Deploying BOSH Add-Ons

Page last updated:

Warning: Pivotal Cloud Foundry (PCF) v2.4 is no longer supported because it has reached the End of General Support (EOGS) phase as defined by the Support Lifecycle Policy. To stay up to date with the latest software and security updates, upgrade to a supported version.

This documentation explains how to deploy optional BOSH Add-ons as a part of installing the Pivotal Cloud Foundry (PCF) platform.

Overview

BOSH Add-ons are optional platform extensions that you deploy with BOSH rather than installing them as Ops Manager tiles.

Pivotal recommends installing BOSH Add-ons immediately after deploying BOSH and Ops Manager, before you use Ops Manager to add tiles to the platform.

BOSH Add-ons from Pivotal include IPsec, ClamAV, and File Integrity Monitoring, which enhance PCF platform security and security logging.

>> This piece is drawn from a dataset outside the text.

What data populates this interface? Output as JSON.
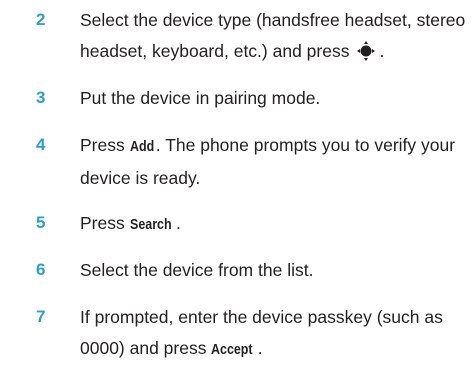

Open-source BOSH Add-ons include a syslog forwarder, a custom SSH login banner, and a tool for adding SSH users.

See Deploying Software with BOSH for an overview of the BOSH deployment process.

Contents

  • IPsec Add-on for PCF secures data transmissions inside PCF following IPSec standards.

  • ClamAV Add-on for PCF logs PCF internal antivirus protection activity, to demonstrate to auditors that it complies with industry standards and government regulations.

  • File Integrity Monitoring Add-on for PCF (FIM) logs PCF internal file integrity monitoring activity, to demonstrate to auditors that it complies with industry standards and government regulations.